Een van de redenen om serieus na te denken over de invoering van een soort basisinkomen (want het kan ook in de vorm van omgekeerde belastingheffing), is de robotisering. De vrees bestaat dat die trend tot zo veel banenverlies zal leiden dat er simpelweg niet genoeg werk is voor iedereen. Wellicht is die angst ongegrond, maar het kan geen kwaad om van gedachten te wisselen over een soort plan B of te filosoferen over een maatschappij waarin werk en geld een andere rol vervullen.
Een van de voordelen van een basisinkomen –een onvoorwaardelijk geldbedrag voor elke volwassen Nederlander– is de grotere keuzevrijheid. Zo kunnen vrouwen besluiten om niet deel te nemen aan het arbeidsproces zonder dat het gezinsinkomen daaronder lijdt en behoort de achtergestelde positie van de kostwinner tot het verleden. Op die manier vormt een basisinkomen indirect een beloning, en daarmee een impliciete waardering, voor opvoeding, huishoudelijk werk en mantelzorg. Dat is een inspirerende gedachte voor iedereen die het gezin beschouwt als solide basis en ideale samenlevingsvorm.

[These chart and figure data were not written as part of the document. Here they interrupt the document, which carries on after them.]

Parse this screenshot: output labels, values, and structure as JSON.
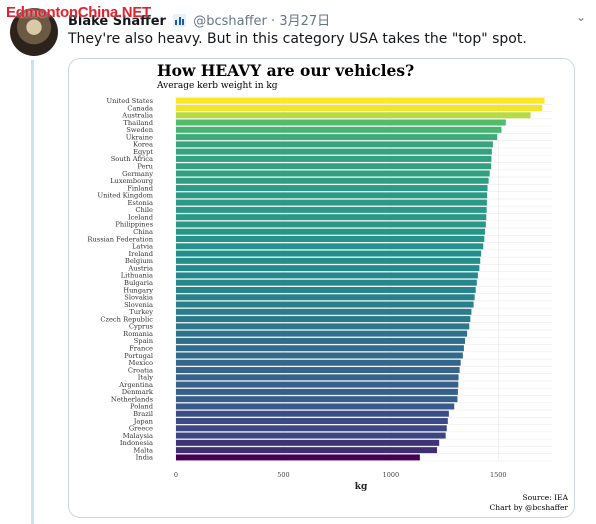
{
  "watermark": "EdmontonChina.NET",
  "tweet": {
    "author_name": "Blake Shaffer",
    "handle": "@bcshaffer",
    "separator": "·",
    "date": "3月27日",
    "text": "They're also heavy. But in this category USA takes the \"top\" spot.",
    "caret": "⌄"
  },
  "chart_data": {
    "type": "bar",
    "orientation": "horizontal",
    "title": "How HEAVY are our vehicles?",
    "subtitle": "Average kerb weight in kg",
    "xlabel": "kg",
    "ylabel": "",
    "xlim": [
      0,
      1750
    ],
    "xticks": [
      0,
      500,
      1000,
      1500
    ],
    "grid": true,
    "colormap": "viridis",
    "source": "Source: IEA",
    "credit": "Chart by @bcshaffer",
    "categories": [
      "United States",
      "Canada",
      "Australia",
      "Thailand",
      "Sweden",
      "Ukraine",
      "Korea",
      "Egypt",
      "South Africa",
      "Peru",
      "Germany",
      "Luxembourg",
      "Finland",
      "United Kingdom",
      "Estonia",
      "Chile",
      "Iceland",
      "Philippines",
      "China",
      "Russian Federation",
      "Latvia",
      "Ireland",
      "Belgium",
      "Austria",
      "Lithuania",
      "Bulgaria",
      "Hungary",
      "Slovakia",
      "Slovenia",
      "Turkey",
      "Czech Republic",
      "Cyprus",
      "Romania",
      "Spain",
      "France",
      "Portugal",
      "Mexico",
      "Croatia",
      "Italy",
      "Argentina",
      "Denmark",
      "Netherlands",
      "Poland",
      "Brazil",
      "Japan",
      "Greece",
      "Malaysia",
      "Indonesia",
      "Malta",
      "India"
    ],
    "values": [
      1715,
      1705,
      1650,
      1535,
      1515,
      1495,
      1475,
      1470,
      1468,
      1467,
      1460,
      1455,
      1450,
      1448,
      1447,
      1446,
      1444,
      1442,
      1438,
      1435,
      1430,
      1420,
      1416,
      1412,
      1405,
      1400,
      1395,
      1390,
      1385,
      1375,
      1370,
      1365,
      1355,
      1345,
      1340,
      1335,
      1325,
      1320,
      1315,
      1314,
      1312,
      1310,
      1295,
      1270,
      1265,
      1260,
      1255,
      1225,
      1215,
      1135
    ]
  }
}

Tegelijk is het de achilleshiel van dit hele idee, want zodra het basisinkomen wordt opgevat als een soort aanrechtsubsidie, zou de animo met name bij linkse partijen snel verflauwen. Door tegenstanders is het een premie op luiheid genoemd, een hangmatsubsidie, maar er is nog niemand die gewezen heeft op de kans dat vrouwen dan zelf weer gaan zorgen voor kinderopvang.

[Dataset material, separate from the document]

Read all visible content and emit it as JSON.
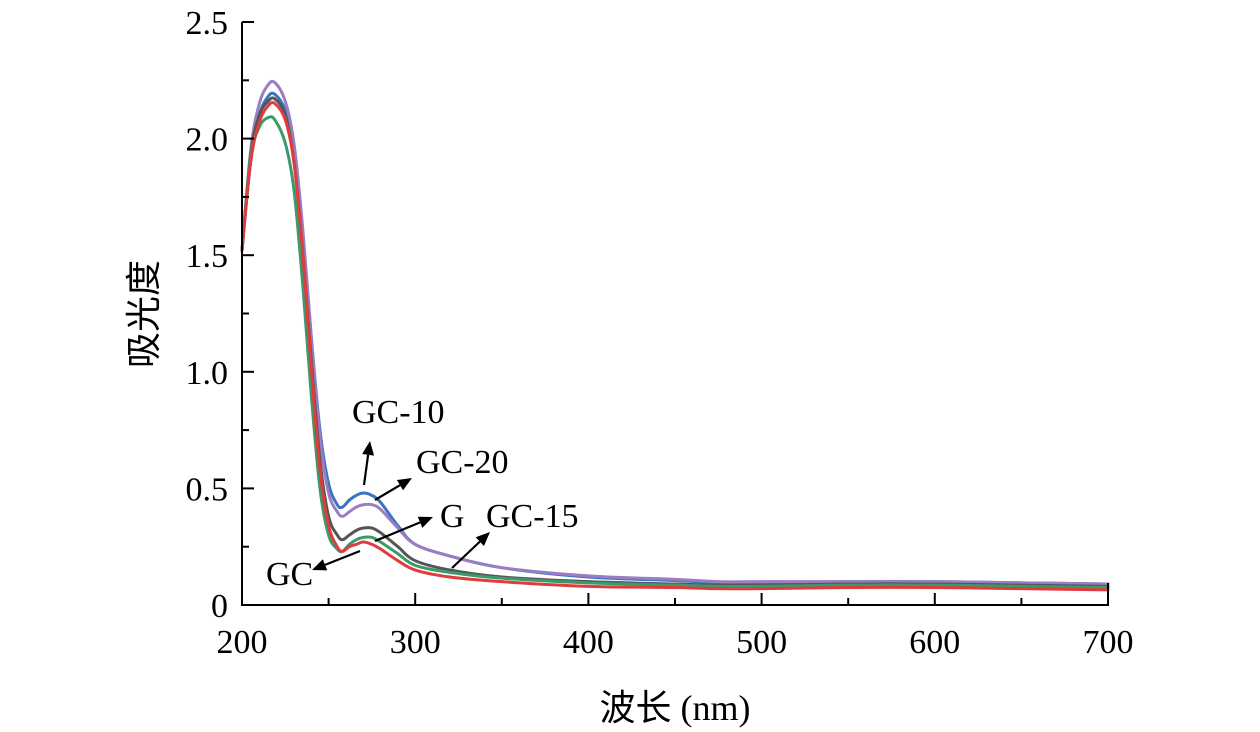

Natuurlijk is het nog maar de vraag of een onvoorwaardelijk basisinkomen voor elke volwassen Nederlander betaalbaar is, maar het is goed om een discussie op gang te brengen over de functie van arbeid in een mensenleven en de waarde van vrijwilligerswerk. Die gedachtewisseling is hard nodig, nu steeds vaker een beroep wordt gedaan op mensen om mantelzorg te verrichten, terwijl de AOW-leeftijd blijft stijgen.

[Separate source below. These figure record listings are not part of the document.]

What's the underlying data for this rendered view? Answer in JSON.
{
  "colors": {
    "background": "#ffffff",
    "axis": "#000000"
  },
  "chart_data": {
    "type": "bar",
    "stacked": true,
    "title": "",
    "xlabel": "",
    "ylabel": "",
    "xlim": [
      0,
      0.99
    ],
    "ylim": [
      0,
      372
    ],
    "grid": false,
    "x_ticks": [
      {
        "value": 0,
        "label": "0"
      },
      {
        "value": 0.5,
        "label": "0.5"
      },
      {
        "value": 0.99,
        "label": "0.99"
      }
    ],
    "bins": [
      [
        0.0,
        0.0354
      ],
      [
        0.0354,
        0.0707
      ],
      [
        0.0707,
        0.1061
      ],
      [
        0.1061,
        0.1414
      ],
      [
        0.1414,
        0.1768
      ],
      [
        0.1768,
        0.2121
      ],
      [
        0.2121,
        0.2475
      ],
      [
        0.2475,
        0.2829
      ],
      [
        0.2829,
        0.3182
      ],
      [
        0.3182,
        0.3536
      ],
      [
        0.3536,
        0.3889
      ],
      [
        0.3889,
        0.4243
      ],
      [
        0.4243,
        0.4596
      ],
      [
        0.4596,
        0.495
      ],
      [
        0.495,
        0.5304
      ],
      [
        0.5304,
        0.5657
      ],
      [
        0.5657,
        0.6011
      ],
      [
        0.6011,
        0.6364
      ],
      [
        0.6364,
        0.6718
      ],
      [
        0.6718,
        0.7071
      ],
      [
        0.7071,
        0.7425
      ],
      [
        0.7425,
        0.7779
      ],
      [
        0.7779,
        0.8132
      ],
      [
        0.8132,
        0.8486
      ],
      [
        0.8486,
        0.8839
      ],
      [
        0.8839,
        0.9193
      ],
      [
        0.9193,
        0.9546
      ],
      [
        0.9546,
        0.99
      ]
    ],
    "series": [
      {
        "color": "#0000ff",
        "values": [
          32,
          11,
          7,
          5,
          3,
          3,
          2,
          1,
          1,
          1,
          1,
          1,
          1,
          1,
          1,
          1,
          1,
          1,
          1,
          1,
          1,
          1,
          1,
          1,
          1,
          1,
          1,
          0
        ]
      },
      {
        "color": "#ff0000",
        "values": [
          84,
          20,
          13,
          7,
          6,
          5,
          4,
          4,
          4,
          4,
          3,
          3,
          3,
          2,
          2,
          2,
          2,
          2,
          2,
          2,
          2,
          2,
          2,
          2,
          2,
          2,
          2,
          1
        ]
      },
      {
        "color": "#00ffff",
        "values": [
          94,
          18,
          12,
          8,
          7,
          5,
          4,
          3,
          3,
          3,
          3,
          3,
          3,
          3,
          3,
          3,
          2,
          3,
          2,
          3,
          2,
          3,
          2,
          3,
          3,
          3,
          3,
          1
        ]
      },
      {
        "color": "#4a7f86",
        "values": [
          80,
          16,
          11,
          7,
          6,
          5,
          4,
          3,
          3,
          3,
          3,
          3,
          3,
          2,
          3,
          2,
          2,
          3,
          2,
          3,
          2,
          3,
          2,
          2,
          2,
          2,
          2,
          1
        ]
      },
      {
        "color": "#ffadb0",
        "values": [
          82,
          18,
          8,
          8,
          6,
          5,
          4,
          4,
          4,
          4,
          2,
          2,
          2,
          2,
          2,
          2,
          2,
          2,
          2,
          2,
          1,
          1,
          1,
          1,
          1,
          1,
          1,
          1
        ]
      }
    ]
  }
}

Dat is de ironie: dat er in feite al een soort basisinkomen is voor iedereen boven een bepaalde leeftijd, maar dat we die grens steeds verder opschroeven en de uitkering tegelijk steeds minder onvoorwaardelijk maken (denk bijvoorbeeld aan het gedoe rond de kostendelersnorm die nog steeds niet definitief van de baan is). Wat dat betreft staat de Haagse politieke realiteit ver af van de sympathieke en idealistische gedachte van een gegarandeerd inkomen voor iedereen.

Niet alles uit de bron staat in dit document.